金顾安心中冷嗤,这狗皮膏药样缠着自己的小哥儿,能这么轻易被劝住才怪!
“可以啊。”屠织疏爽快答应。
金顾安:“……”靠真心就可以吗????
“不过吃饭就不必了,刚好我要买些东西,就在附近转转,等你们办完正事,明天再来找你。”
屠织疏对金顾安挥挥手,毫不留恋地转身就走,那潇洒的姿势与之前寸步不离跟着他的人判若两人。
金顾安:“……”他看不懂,这小哥儿到底是真想嫁给他,还是逗他玩儿,拿他解闷子呢??
看着自家公子僵硬如石雕,满脸不敢置信地望着屠织疏离开的方向,添墨偷偷撇撇嘴。
啧,男人,人家上赶着他嫌烦,人家放手了,他又不乐意,呵呵。
而离开的屠织疏到底在想什么呢?
“今天见过面了,也交换了称呼,算是培养过感情了!不错。”
是的,屠织疏觉得完成了今日任务,自己可以玩儿去了。至于刚才为什么一直跟着金顾安,单纯是觉得俩人都没事,就一起玩儿,既然金顾安有正事,那他就自己玩儿好了。
毕竟,屠织疏也不是真的无所事事的小哥儿,毕竟屠家有家规,每个人每月都要交家用,屠织疏虽然是家里最小的,十岁也开始靠着带小弟们打鸟捡麦子赚铜钱了。如今也是有自己的小生意的。
三拐两拐,屠织疏穿过热闹的正街,钻进一条人烟稀少的小巷子,无视路边闲汉不怀好意的目光,一路走到一家当铺门边。
“我进来喽!”随意地敲了下门板,也不等回应,自顾自进了门。
刚一进门,屠织疏感觉一道杀气袭来,正要侧身躲避迎面袭来的飞行物,鼻间却嗅到一丝不寻常的香甜气息,眼睛一亮,抬手抓住,只见飞来的竟是一颗还挂着水珠,散发着凉意的果子。

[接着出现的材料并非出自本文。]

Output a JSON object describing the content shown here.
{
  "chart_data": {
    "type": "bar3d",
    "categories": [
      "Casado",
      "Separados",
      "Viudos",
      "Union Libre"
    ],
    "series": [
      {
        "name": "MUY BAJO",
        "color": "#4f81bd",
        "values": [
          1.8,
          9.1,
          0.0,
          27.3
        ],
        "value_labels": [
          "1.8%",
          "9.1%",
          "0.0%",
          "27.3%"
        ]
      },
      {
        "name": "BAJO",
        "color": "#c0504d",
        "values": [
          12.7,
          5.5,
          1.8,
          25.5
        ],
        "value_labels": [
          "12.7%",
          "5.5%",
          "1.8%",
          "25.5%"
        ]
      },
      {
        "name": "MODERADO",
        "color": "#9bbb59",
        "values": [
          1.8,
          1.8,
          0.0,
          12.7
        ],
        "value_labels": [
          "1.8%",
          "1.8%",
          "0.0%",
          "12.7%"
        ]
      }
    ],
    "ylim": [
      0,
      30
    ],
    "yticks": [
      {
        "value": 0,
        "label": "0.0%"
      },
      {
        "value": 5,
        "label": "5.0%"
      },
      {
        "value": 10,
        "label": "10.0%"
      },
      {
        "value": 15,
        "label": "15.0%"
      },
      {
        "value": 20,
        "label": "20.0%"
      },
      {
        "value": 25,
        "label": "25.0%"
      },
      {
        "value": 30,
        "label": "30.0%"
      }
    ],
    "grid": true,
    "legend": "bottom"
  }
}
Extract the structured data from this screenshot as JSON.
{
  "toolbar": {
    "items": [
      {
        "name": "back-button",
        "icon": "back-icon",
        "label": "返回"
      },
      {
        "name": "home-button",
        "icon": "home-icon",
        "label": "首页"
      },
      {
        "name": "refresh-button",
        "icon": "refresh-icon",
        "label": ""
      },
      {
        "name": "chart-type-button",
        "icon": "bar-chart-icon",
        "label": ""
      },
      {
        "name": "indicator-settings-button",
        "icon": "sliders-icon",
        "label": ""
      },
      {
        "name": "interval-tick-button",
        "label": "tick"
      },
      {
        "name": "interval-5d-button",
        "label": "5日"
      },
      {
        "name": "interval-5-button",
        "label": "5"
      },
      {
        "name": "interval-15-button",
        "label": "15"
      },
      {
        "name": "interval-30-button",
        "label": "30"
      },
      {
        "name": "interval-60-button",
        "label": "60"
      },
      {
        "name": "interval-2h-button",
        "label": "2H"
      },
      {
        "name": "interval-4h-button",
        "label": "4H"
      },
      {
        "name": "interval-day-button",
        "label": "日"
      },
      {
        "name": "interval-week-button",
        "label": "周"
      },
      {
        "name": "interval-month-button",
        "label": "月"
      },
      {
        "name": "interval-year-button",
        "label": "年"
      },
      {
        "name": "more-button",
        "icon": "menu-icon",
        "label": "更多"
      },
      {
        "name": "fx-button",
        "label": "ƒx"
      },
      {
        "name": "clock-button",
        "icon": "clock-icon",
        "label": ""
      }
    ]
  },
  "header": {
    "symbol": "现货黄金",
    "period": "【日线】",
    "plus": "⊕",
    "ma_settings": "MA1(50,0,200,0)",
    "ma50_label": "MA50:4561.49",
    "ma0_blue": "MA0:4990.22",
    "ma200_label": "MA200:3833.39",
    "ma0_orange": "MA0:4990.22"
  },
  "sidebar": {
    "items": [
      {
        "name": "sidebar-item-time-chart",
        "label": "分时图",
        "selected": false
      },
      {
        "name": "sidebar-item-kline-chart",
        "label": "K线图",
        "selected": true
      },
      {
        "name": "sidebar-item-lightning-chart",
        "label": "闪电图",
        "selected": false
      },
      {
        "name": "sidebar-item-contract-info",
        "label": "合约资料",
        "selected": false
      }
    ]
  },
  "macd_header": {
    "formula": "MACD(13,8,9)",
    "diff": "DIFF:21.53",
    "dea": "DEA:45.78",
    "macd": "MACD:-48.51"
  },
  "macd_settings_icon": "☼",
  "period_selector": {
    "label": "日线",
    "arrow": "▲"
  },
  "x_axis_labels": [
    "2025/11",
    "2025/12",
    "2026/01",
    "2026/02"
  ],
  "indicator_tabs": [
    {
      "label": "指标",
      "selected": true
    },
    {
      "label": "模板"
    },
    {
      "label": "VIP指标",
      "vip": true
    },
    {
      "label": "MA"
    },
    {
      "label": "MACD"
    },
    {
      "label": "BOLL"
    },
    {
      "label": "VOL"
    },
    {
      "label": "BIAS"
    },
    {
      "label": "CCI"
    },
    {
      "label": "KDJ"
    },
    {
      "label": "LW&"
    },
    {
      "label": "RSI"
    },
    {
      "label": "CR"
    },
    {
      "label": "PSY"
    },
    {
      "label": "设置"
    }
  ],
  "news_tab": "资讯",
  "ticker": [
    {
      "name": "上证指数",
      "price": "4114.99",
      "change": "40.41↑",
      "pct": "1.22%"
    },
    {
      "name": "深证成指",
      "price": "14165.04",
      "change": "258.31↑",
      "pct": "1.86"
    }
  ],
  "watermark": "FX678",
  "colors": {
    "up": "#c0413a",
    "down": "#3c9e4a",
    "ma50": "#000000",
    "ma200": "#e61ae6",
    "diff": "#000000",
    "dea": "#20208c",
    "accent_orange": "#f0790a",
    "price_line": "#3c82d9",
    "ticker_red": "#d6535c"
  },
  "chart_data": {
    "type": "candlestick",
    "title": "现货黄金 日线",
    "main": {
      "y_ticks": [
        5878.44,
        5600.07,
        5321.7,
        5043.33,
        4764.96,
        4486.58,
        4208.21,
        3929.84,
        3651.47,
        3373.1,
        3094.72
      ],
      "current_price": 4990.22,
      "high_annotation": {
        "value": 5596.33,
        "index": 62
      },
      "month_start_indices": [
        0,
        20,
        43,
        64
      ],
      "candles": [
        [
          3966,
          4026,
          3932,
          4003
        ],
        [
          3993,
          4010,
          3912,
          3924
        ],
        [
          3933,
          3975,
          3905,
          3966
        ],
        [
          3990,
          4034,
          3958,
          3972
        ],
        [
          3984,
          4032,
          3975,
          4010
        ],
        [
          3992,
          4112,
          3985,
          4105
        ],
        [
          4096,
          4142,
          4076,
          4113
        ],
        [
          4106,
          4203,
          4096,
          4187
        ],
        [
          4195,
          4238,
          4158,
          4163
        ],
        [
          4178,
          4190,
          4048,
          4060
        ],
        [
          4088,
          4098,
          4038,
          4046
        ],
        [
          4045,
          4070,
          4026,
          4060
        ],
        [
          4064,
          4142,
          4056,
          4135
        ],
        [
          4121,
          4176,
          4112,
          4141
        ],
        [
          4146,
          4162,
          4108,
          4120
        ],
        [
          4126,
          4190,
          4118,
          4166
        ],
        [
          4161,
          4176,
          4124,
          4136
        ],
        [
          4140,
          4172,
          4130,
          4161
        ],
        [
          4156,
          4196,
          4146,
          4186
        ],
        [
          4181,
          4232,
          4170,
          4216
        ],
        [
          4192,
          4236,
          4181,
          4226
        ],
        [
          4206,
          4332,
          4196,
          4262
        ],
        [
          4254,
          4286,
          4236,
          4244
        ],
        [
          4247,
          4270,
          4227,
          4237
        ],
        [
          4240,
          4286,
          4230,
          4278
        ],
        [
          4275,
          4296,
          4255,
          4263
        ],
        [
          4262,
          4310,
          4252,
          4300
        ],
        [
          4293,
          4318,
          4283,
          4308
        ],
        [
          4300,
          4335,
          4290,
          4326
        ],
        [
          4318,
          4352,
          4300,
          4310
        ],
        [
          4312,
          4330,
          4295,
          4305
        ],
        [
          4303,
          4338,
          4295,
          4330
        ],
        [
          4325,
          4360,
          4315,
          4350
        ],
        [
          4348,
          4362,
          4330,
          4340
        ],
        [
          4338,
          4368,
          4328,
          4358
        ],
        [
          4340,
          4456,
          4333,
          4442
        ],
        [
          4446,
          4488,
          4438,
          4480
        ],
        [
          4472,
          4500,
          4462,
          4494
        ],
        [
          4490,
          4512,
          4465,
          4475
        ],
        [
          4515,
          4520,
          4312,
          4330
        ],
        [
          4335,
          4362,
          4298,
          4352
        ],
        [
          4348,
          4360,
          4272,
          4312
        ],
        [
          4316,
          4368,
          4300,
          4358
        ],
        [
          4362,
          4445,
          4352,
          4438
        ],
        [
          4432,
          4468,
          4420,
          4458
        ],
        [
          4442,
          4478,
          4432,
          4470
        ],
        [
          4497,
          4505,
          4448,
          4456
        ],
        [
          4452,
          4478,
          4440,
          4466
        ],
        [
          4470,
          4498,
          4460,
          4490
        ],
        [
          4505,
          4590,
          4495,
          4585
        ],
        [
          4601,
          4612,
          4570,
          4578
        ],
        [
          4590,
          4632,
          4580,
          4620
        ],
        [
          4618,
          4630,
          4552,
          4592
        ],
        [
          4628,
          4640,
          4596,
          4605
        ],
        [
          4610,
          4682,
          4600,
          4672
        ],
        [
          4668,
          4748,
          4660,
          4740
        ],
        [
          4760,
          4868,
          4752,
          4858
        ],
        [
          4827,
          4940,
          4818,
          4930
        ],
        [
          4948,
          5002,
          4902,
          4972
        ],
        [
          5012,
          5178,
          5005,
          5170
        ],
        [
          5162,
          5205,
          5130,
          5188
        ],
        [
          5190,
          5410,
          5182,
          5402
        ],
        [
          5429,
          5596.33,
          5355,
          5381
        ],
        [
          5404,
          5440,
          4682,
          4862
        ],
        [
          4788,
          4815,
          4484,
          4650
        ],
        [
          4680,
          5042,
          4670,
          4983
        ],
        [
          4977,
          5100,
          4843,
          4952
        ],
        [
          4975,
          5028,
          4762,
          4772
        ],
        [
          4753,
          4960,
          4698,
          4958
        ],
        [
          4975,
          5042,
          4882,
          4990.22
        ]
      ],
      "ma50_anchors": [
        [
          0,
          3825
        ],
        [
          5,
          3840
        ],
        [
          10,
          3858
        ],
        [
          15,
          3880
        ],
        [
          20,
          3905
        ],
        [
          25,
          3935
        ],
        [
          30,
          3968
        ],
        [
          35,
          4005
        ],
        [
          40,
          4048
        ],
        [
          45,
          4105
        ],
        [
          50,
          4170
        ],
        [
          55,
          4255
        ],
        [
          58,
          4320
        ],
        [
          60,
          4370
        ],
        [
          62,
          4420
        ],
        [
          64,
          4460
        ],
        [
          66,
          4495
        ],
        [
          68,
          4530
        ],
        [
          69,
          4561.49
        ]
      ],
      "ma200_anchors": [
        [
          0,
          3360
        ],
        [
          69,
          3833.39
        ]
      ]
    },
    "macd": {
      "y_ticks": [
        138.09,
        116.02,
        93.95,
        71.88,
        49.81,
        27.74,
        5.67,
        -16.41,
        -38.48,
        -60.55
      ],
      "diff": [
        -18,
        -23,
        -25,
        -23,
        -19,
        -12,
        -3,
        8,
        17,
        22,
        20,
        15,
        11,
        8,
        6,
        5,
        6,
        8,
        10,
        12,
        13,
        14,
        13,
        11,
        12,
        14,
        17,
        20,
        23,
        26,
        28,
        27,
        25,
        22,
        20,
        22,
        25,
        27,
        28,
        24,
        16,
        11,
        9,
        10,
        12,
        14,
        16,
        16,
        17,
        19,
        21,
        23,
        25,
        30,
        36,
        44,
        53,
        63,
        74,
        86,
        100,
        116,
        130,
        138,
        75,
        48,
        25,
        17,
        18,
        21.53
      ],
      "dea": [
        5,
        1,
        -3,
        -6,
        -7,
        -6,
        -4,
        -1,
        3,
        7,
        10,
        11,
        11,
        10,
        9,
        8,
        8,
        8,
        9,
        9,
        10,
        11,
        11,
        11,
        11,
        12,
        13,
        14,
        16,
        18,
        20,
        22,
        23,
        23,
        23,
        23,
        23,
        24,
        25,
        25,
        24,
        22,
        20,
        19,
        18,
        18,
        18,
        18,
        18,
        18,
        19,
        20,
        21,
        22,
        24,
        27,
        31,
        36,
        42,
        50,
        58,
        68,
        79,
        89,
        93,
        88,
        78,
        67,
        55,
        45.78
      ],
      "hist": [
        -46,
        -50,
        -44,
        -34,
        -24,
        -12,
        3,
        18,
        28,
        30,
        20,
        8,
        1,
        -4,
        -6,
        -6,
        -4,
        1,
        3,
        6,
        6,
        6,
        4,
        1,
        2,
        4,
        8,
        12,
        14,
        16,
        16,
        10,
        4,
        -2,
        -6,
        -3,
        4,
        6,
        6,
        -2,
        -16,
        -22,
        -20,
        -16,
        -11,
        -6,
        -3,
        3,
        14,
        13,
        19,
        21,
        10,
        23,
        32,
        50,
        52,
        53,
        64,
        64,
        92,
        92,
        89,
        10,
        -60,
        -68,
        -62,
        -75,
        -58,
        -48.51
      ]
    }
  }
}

“这色泽和香气……”屠织疏将手里的果子细细看过,立刻喜上眉梢,”竟然是荔枝!平老狗你哪儿来的好东西!”
“傻黑蛋你骂谁呢?!”柜台里,被叫“平老狗”的年轻哥儿兰平章柳眉一竖,纤纤玉指快戳到屠织疏脑门上去了,“你管我哪儿来的,喂鸡都不喂你这丧良心的臭哥儿!”
说着,作势就要把装在琉璃盘子里铺满碎冰的荔枝往外丢。屠织疏忙不迭抢夺来,抱在怀里好生稀罕。
“你连狸奴都养不住,还养鸡呢?”屠织疏小心地将荔枝放在远离兰平章的架子上,生怕这人真宁愿把荔枝砸了也不给他吃。
确认荔枝安全,屠织疏这才正眼看被气得不轻的兰平章:“东西在哪儿呢?我看完就走,冰化了荔枝就不好吃了,我得拿回去给我阿爹尝尝。”
“你你你!你就没有一点愧疚吗!”兰平章一口气差点没上来,“本来说好的昨天来看货,今天我让商队带走,结果你临时跟我说不来,让我空等你一天!商队多留一天就多一天花销,你——”
“收收,演得太过了,浮夸。”屠织疏一点没上当,直接钻进柜台,自己搬出一包东西来,“你那商队每月十五进城,今儿才十四。再说,我给你传信儿时你还没起呢,哪儿来的等我了。”
被拆穿,兰平章一秒换脸,没骨头般摊在柜台上,懒洋洋地抬抬手,看着屠织疏麻利地拆开包裹,对着露出的瓷白的花瓶仔细查看的样子,笑着调侃。
“说你傻吧,我家猴精的汉子都看不穿的演技偏就糊弄不了你。说你聪明吧,又净做些冒傻气的事儿。”兰平章抓了把瓜子儿,边嗑边把话题扯到屠织疏身上,“听说你这次缠上的是金家那个小童生?”
“别说我没提醒你,那金家可不是那些乡野村夫,能任你折腾。你要真想成亲,我给你寻个更好的。”兰平章说着掏出一打宣纸丢给屠织疏。
屠织疏接过一看,竟然是一堆男子的画像。
“看看吧,你喜欢高的矮的,文的武的,包管给你安排得明明白白,”兰平章指着其中一个书生打扮的给屠织疏推荐,“这个,是个秀才,比金家那个童生还高一级呢,怎么样?”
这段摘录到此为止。